The temperature of the incubators is 37 degrees Celsius.

 

Now, drop the temperature of the incubator by 2 degrees Fahrenheit  or 1 degree Celsius.

 

The life expectancy doubles .    Over 1,000 years.

 

Is this possible for human beings?

 

We have some evidence that it is.  Methuselah lived to be over 1,000 years old.  More…..
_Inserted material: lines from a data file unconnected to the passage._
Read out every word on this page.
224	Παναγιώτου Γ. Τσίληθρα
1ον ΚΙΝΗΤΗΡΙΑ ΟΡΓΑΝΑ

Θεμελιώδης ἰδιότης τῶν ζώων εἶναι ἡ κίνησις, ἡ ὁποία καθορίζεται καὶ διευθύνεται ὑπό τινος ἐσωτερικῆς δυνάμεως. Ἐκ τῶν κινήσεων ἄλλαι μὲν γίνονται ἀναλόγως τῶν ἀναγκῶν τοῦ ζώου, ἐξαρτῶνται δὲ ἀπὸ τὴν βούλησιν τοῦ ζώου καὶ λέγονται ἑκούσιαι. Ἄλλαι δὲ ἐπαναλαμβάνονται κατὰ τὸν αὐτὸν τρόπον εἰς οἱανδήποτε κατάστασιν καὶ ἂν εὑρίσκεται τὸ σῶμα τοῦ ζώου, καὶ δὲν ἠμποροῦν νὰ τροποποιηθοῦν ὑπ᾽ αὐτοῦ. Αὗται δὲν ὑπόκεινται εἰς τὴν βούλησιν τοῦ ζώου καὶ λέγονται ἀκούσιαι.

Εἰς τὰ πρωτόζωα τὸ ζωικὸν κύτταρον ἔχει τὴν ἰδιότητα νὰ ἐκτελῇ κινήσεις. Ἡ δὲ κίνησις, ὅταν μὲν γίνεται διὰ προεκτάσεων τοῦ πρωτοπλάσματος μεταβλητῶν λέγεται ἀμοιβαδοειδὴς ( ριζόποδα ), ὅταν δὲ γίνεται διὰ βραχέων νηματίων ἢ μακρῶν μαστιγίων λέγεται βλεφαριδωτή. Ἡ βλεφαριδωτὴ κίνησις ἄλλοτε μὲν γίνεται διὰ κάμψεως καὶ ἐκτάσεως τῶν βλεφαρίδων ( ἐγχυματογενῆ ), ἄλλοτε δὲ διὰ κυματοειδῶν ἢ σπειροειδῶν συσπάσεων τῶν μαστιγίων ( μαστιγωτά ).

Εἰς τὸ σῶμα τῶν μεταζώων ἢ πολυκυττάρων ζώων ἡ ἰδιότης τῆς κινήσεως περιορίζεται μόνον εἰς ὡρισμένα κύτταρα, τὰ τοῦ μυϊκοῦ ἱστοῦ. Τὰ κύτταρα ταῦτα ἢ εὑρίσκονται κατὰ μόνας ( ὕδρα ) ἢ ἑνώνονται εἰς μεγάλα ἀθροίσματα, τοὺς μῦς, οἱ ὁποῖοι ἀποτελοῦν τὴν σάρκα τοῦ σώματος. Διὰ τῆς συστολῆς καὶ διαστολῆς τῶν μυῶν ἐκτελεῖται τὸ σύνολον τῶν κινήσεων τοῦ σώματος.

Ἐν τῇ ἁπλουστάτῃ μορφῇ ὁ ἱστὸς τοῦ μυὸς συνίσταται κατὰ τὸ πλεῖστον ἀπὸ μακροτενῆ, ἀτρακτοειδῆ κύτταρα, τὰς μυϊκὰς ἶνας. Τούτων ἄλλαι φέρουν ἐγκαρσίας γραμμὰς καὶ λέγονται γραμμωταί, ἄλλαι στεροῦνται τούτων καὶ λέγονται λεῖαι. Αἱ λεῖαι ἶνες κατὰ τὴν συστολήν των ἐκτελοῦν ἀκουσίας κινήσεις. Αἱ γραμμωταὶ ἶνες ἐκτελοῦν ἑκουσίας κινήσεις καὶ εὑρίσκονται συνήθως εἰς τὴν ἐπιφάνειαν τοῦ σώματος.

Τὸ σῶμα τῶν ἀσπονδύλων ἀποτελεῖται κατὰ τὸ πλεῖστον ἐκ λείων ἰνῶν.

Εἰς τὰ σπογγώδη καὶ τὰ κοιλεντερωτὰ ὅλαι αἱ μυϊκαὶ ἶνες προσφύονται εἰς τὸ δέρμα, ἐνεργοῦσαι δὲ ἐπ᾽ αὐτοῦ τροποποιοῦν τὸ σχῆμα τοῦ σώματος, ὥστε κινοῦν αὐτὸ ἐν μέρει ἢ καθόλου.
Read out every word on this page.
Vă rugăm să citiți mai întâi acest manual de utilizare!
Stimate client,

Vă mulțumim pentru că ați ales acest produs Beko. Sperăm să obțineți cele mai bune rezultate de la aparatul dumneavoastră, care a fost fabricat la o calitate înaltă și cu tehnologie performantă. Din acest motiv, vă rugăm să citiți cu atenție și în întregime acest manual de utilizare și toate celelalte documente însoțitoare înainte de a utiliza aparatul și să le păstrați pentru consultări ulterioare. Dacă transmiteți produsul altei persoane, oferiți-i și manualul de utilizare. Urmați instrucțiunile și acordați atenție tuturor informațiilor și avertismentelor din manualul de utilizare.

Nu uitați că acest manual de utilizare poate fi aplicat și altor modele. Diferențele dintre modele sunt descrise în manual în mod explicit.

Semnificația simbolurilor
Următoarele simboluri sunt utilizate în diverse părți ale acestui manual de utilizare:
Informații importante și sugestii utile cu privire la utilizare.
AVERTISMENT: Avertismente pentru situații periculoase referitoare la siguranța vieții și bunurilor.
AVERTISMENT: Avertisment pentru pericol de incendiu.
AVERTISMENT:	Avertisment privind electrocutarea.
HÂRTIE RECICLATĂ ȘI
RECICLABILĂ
Roy Waldorf at UCLA experimented with mice.  He found that by reducing their food intake to about half of normal, that he could drop their body temperature by about 2 F and thereby double their life expectancy.

 

But he is certain that human beings will not tolerate living like this.

 

I believe that he needs to consider those on the planet who are malnourished and in a state of semi-starvation.  They do not live twice as long as the well fed.  Perhaps it is the range of nutrients, to some degree.  Perhaps it is another factor.

 

The longest living people that we know about live at altitudes above 1500 feet in cool to moderate climates, walk up and down slopes several times daily, eat little or no sugar and few starches, and have primarily water as their fluid intake.

 

The sacred writings of the Tibetans claim that some have achieved several thousand years of age.

 

Himalayan people claim that there are masters alive today who’s life has spanned more than

3, 000 years without reincarnations.

 

Are we to believe that the ancient people who recorded the correct progression of stars and comets for hundreds and thousands of years somehow did not know how to count years when it came to human aging? 

 

Skeptics will likely say that the witnesses were beguiled or duped.  Perhaps once, even twice, but for hundreds and thousands of years?  For generation upon generation?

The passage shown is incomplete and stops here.